About a week before scheduled takeoff, we received word from the office at First UU Church's Thoreau Campus (in Richmond TX) that the folks at Catholic Charities would not be able to host us or put us to work. So the mission was officially scrubbed a few days later.
However, the supplies were still needed. At least one of the folks who signed up for a spot on the bus loaded the supplies in her truck and went on her own. I was not able to provide much of the load, but I did drive downtown during lunch hour to hand over to Melissa Sanchez a few bags of sanitary supplies that a friend had procured.
Despite not making the trip, we still learned quite a bit from an email communiqué that we received Saturday night. Until then, we hadn't heard much in the way of details concerning whence these refugees had traveled and where they were staying. I had gathered that they were not in the US, because they would most likely be in detention if they were. The current policy is to escort asylees back across the border to wait their turn in México.
Even if you know about how US intervention in the Northern Triangle has installed more-corrupt-than-usual national governments and violent drug gangs as de facto local governments, causing thousands to flee for their lives every week, you have a mere taste of the overall complexity of the refugee picture. The message we received brought home that it's even more complex than even the wokest of us know. It doesn't even mention the additional problem of how susceptible these people are to street crime. According to a piece in Sunday's Houston Chronicle, crime is an ever-present problem in Nuevo and in Tamaulipas's other border city, Matamoros. I can't find that article online yet, but here is one from a few weeks ago (paywall).
Below is the most broadly relevant portion of the message—i.e., not directly addressing those who had signed up for the trip. I have edited it only slightly for typographical goofs and glitches.
I heard back from the center in Laredo as well as the one in McAllen. They have asked if we can send a smaller group of people and perhaps send groups more than once. The first group of 5 will go Aug. 29 and return Aug. 31 (Labor Day Weekend). I am hoping to use this trip as a way to determine exactly how we can help them best and plan future trips. The volunteers will be sorting donations, preparing aid packets, fixing the snack bags that are given to the refugees when they travel, and if any refugees come while we are there -- helping them find clothes that fit and make their bus reservations.

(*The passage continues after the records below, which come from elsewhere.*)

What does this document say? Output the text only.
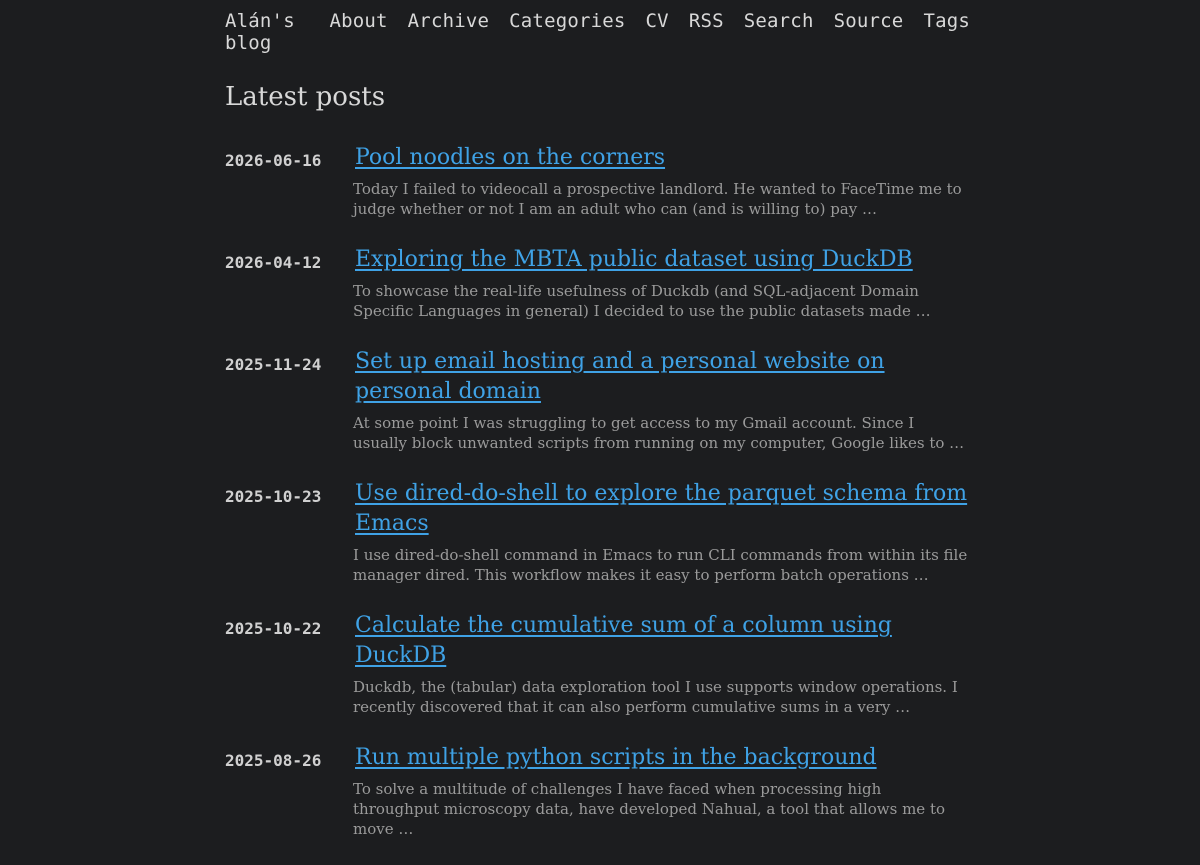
Alán's blog
About Archive Categories CV RSS Search Source Tags
Latest posts
2026-06-16 Pool noodles on the corners
Today I failed to videocall a prospective landlord. He wanted to FaceTime me to judge whether or not I am an adult who can (and is willing to) pay …
2026-04-12 Exploring the MBTA public dataset using DuckDB
To showcase the real-life usefulness of Duckdb (and SQL-adjacent Domain Specific Languages in general) I decided to use the public datasets made …
2025-11-24 Set up email hosting and a personal website on personal domain
At some point I was struggling to get access to my Gmail account. Since I usually block unwanted scripts from running on my computer, Google likes to …
2025-10-23 Use dired-do-shell to explore the parquet schema from Emacs
I use dired-do-shell command in Emacs to run CLI commands from within its file manager dired. This workflow makes it easy to perform batch operations …
2025-10-22 Calculate the cumulative sum of a column using DuckDB
Duckdb, the (tabular) data exploration tool I use supports window operations. I recently discovered that it can also perform cumulative sums in a very …
2025-08-26 Run multiple python scripts in the background
To solve a multitude of challenges I have faced when processing high throughput microscopy data, have developed Nahual, a tool that allows me to move …
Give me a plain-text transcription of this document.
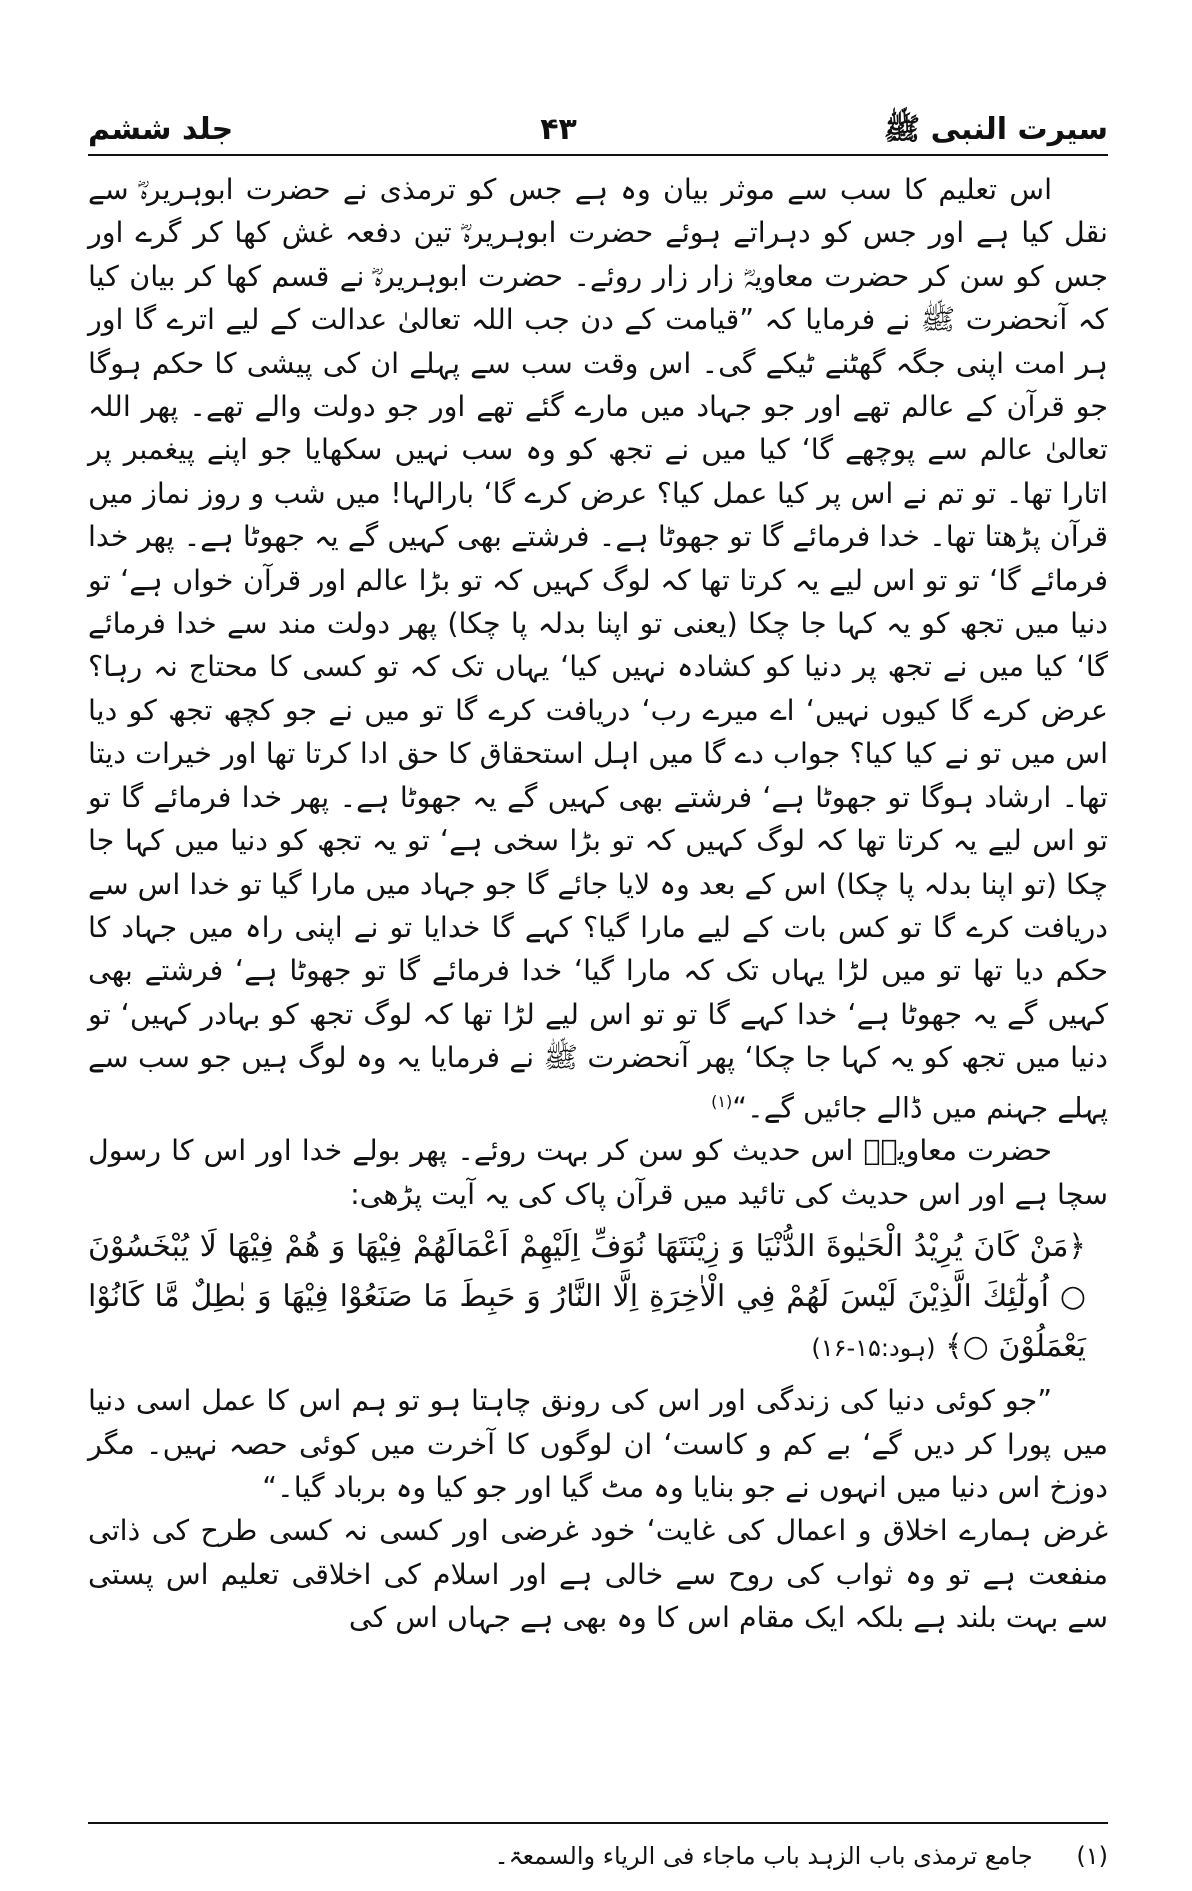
سیرت النبی ﷺ
۴۳
جلد ششم

اس تعلیم کا سب سے موثر بیان وہ ہے جس کو ترمذی نے حضرت ابوہریرہؓ سے نقل کیا ہے اور جس کو دہراتے ہوئے حضرت ابوہریرہؓ تین دفعہ غش کھا کر گرے اور جس کو سن کر حضرت معاویہؓ زار زار روئے۔ حضرت ابوہریرہؓ نے قسم کھا کر بیان کیا کہ آنحضرت ﷺ نے فرمایا کہ ”قیامت کے دن جب اللہ تعالیٰ عدالت کے لیے اترے گا اور ہر امت اپنی جگہ گھٹنے ٹیکے گی۔ اس وقت سب سے پہلے ان کی پیشی کا حکم ہوگا جو قرآن کے عالم تھے اور جو جہاد میں مارے گئے تھے اور جو دولت والے تھے۔ پھر اللہ تعالیٰ عالم سے پوچھے گا‘ کیا میں نے تجھ کو وہ سب نہیں سکھایا جو اپنے پیغمبر پر اتارا تھا۔ تو تم نے اس پر کیا عمل کیا؟ عرض کرے گا‘ بارالہا! میں شب و روز نماز میں قرآن پڑھتا تھا۔ خدا فرمائے گا تو جھوٹا ہے۔ فرشتے بھی کہیں گے یہ جھوٹا ہے۔ پھر خدا فرمائے گا‘ تو تو اس لیے یہ کرتا تھا کہ لوگ کہیں کہ تو بڑا عالم اور قرآن خواں ہے‘ تو دنیا میں تجھ کو یہ کہا جا چکا (یعنی تو اپنا بدلہ پا چکا) پھر دولت مند سے خدا فرمائے گا‘ کیا میں نے تجھ پر دنیا کو کشادہ نہیں کیا‘ یہاں تک کہ تو کسی کا محتاج نہ رہا؟ عرض کرے گا کیوں نہیں‘ اے میرے رب‘ دریافت کرے گا تو میں نے جو کچھ تجھ کو دیا اس میں تو نے کیا کیا؟ جواب دے گا میں اہل استحقاق کا حق ادا کرتا تھا اور خیرات دیتا تھا۔ ارشاد ہوگا تو جھوٹا ہے‘ فرشتے بھی کہیں گے یہ جھوٹا ہے۔ پھر خدا فرمائے گا تو تو اس لیے یہ کرتا تھا کہ لوگ کہیں کہ تو بڑا سخی ہے‘ تو یہ تجھ کو دنیا میں کہا جا چکا (تو اپنا بدلہ پا چکا) اس کے بعد وہ لایا جائے گا جو جہاد میں مارا گیا تو خدا اس سے دریافت کرے گا تو کس بات کے لیے مارا گیا؟ کہے گا خدایا تو نے اپنی راہ میں جہاد کا حکم دیا تھا تو میں لڑا یہاں تک کہ مارا گیا‘ خدا فرمائے گا تو جھوٹا ہے‘ فرشتے بھی کہیں گے یہ جھوٹا ہے‘ خدا کہے گا تو تو اس لیے لڑا تھا کہ لوگ تجھ کو بہادر کہیں‘ تو دنیا میں تجھ کو یہ کہا جا چکا‘ پھر آنحضرت ﷺ نے فرمایا یہ وہ لوگ ہیں جو سب سے پہلے جہنم میں ڈالے جائیں گے۔“$^{(۱)}$

حضرت معاویہؓ اس حدیث کو سن کر بہت روئے۔ پھر بولے خدا اور اس کا رسول سچا ہے اور اس حدیث کی تائید میں قرآن پاک کی یہ آیت پڑھی:

﴿مَنْ كَانَ يُرِيْدُ الْحَيٰوةَ الدُّنْيَا وَ زِيْنَتَهَا نُوَفِّ اِلَيْهِمْ اَعْمَالَهُمْ فِيْهَا وَ هُمْ فِيْهَا لَا يُبْخَسُوْنَ ○ اُولٰٓئِكَ الَّذِيْنَ لَيْسَ لَهُمْ فِي الْاٰخِرَةِ اِلَّا النَّارُ وَ حَبِطَ مَا صَنَعُوْا فِيْهَا وَ بٰطِلٌ مَّا كَانُوْا يَعْمَلُوْنَ ○﴾ (ہود:۱۵-۱۶)

”جو کوئی دنیا کی زندگی اور اس کی رونق چاہتا ہو تو ہم اس کا عمل اسی دنیا میں پورا کر دیں گے‘ بے کم و کاست‘ ان لوگوں کا آخرت میں کوئی حصہ نہیں۔ مگر دوزخ اس دنیا میں انہوں نے جو بنایا وہ مٹ گیا اور جو کیا وہ برباد گیا۔“

غرض ہمارے اخلاق و اعمال کی غایت‘ خود غرضی اور کسی نہ کسی طرح کی ذاتی منفعت ہے تو وہ ثواب کی روح سے خالی ہے اور اسلام کی اخلاقی تعلیم اس پستی سے بہت بلند ہے بلکہ ایک مقام اس کا وہ بھی ہے جہاں اس کی

(۱) جامع ترمذی باب الزہد باب ماجاء فی الریاء والسمعۃ۔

The first load of donations for refugees was delivered to Casa Nazareth in Nuevo Laredo (Mexico) on Friday. Melissa Sanchez offered to make the drive and deliver the items straight to the refugee shelter in Nuevo Laredo. Nuevo Laredo along with Casa Nazareth and the 5 other refugee shelters in that city, have been overwhelmed since the start of the United States' "Remain In Mexico" program started. Melissa said the asylum seekers she met -- who come from all the Central American countries, the Congo, Cameroon, Cuba and Haiti -- explained that they had been given asylum hearing dates in the US but were then walked back across the bridge and dropped in Mexico. The lucky families make it to one of the refugee shelters, the rest are living on the sidewalks around the city. Casa Nazareth, where half the donations we collected were delivered, has 250 people living within its walls. The center also delivers meals and aid to refugees camping on the streets. The center was so grateful to receive the donations collected by First UU Church and other Unitarian Universalist churches in the Houston area.
Cameroonians and Congolese on the Rio Grande?
The news that the refugee contingent in Nuevo Laredo includes people from French-speaking African and Caribbean countries was an eye-popper. It reminded me of Cynthia McKinney's dispatches from when she was detained in Israel after the Israeli Navy raided an aid ship bound for Gaza: Her cell was full of East Africans who had been brought to Israel against their will to serve as cheap or unpaid labor.
Francophones without at least a little Spanish would likely have trouble negotiating the streets of Nuevo—even more so than the indigenous migrants from Guatemala and Honduras for whom Spanish is a second or third language.
I assume that "all the Central American countries" means the three countries of the Northern Triangle, whence the great majority of the migrants have fled, and possibly Belize and Nicaragua. You'd be hard-pressed to find refugees from Costa Rica or even Panamá on our southern border these days.
Stories appearing in the Chronicle also have mentioned Cuba as a country of origin. This leads me to wonder whether (a) the asylum applicants are saying "Cuba" because the US has a long history of admitting Cuban emigrés seeking asylum, or (b) the US is no longer admitting Cuban emigrés. I hope to find out more in the coming weeks; if you have any verifiable information on this topic, please leave it in a comment below.
Meanwhile, I'll occasionally pause from my routine and dream of compassionate elected leaders recognizing out loud that
- national borders are obsolete in the face of climate change (yet another factor complicating life in Central America, especially agrarian life), and
- capitalist-imperialist-extractionist policies are exacerbating the an already dire humanitarian crisis and thus must be drastically curtailed.